Even though he will not compete in the London Olympics under his country's flag, South Sudan native Guor Marial basks with pride as the first athlete from the world's youngest nation in the global arena.
The marathon runner was born in what is now South Sudan, which split from Sudan last year and does not yet have a national Olympic body. He is a permanent resident of the United States, where he fled 11 years ago to escape the bloody conflict between the two neighbors that left millions dead.
The 28-year-old does not hold U.S. citizenship, and rejected an offer to run under Sudan's flag following the nation's bitter divorce with his homeland.
"Never," he said of his refusal to run for Sudan. "For me to even consider that is a betrayal. My family lost 28 members in the war with Sudan. Millions of my people were killed by Sudan forces. I can only forgive, but I cannot honor and glorify a country that killed my people."

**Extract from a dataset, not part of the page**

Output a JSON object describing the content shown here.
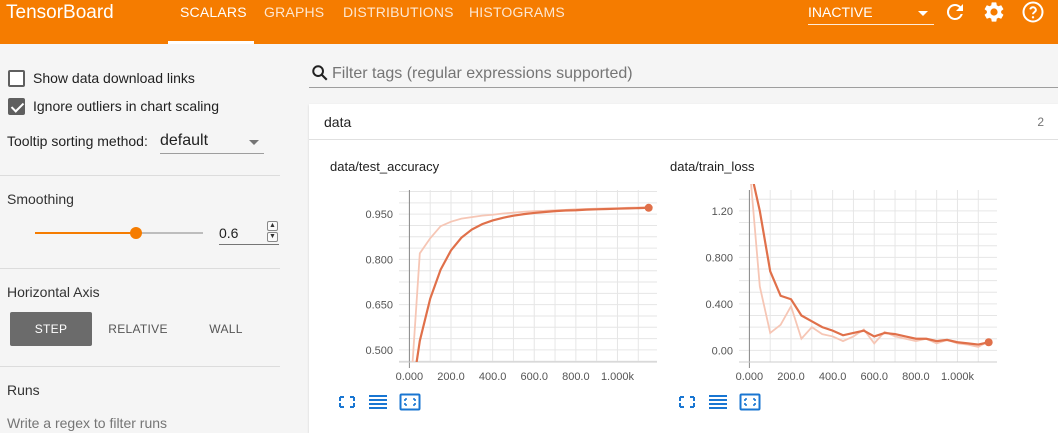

Since he cannot run for his country, and does not have a South Sudanese passport, the International Olympic Committee granted him permission to run as an independent.
The decision means he will carry the Olympic flag, wear a uniform that has no emblem of any nation and if he wins, the Olympic hymn will play, he said. Not South Sudan's. Not the United States'.
"The fact that I will be in the Olympics means a lot not just to me, but to my country, which has gone through so much," he said in a phone call from Flagstaff, Arizona, where he is training. "Even if I am not going to carry or wear the flag, I will be the flag of my nation. South Sudan will be in my heart."
Marial left home in 1993. His story of survival from the war has taken him across different countries, including Egypt, where he sought refuge before the United States granted him asylum in 2001.
He attended high school in New Hampshire and decided to give competitive running a try after years of "running away from conflict," he said. He later went to Iowa State University, where he had an athletic scholarship and was an All-American cross-country runner.
The Olympian has not seen his parents since 1993, when he first fled what is now South Sudan, but they may get a chance to catch a glimpse of him after decades.
"I'm hoping they will at least see me run in the Olympics," he said. "They live in a village with no electricity and no televisions. But they plan to walk to the nearest big town about 40 miles away so that they can watch me on television."
While the Olympic committee has approved his participation, some hurdles remain.
"The challenge now is to get his UK visa and the U.S. travel documents issued on time," said Brad Poore, a California lawyer and friend who spearheaded the effort to get him to the Olympics.
An ideal situation would be for him to get to London a few days in advance so he can train, the lawyer said. The opening ceremony in London is Friday, but Marial's race will be held August 12.
Poore, who is also a competitive runner, met Marial in Minnesota during a marathon in October.
Though Marial qualified for the Olympics and he did not, they remained friends and he "wrote some e-mails" to launch the campaign to get him to London. His e-mails caught the attention of New Hampshire Sen. Jeanne Shaheen, who wrote a letter to the International Olympic Committee to support Marial's bid.
"It's been a roller coaster ride. I'm glad we've been able to get this approved," Poore said. "He is such an inspiration. His story and what he has been through ... the more I get to know him as a person, the more motivated I am to do this for him."
Marial is not the first person to run under the Olympic flag.
In 1992, the Winter Olympics in France and the Summer Olympics in Barcelona included competitors from the Unified Team -- athletes from the former Soviet Union -- who took part under the Olympic flag.
In Sydney in 2000, East Timor athletes wore plain white uniforms as they participated under the Olympic flag.
And now Marial, who is confident he will make it to London in time.
And even though he will not have a visible flag, a special object will don his arm when the starting gun goes off.
If allowed, he plans to wear a thin, black wristband emblazoned with his name and colors of the South Sudan flag.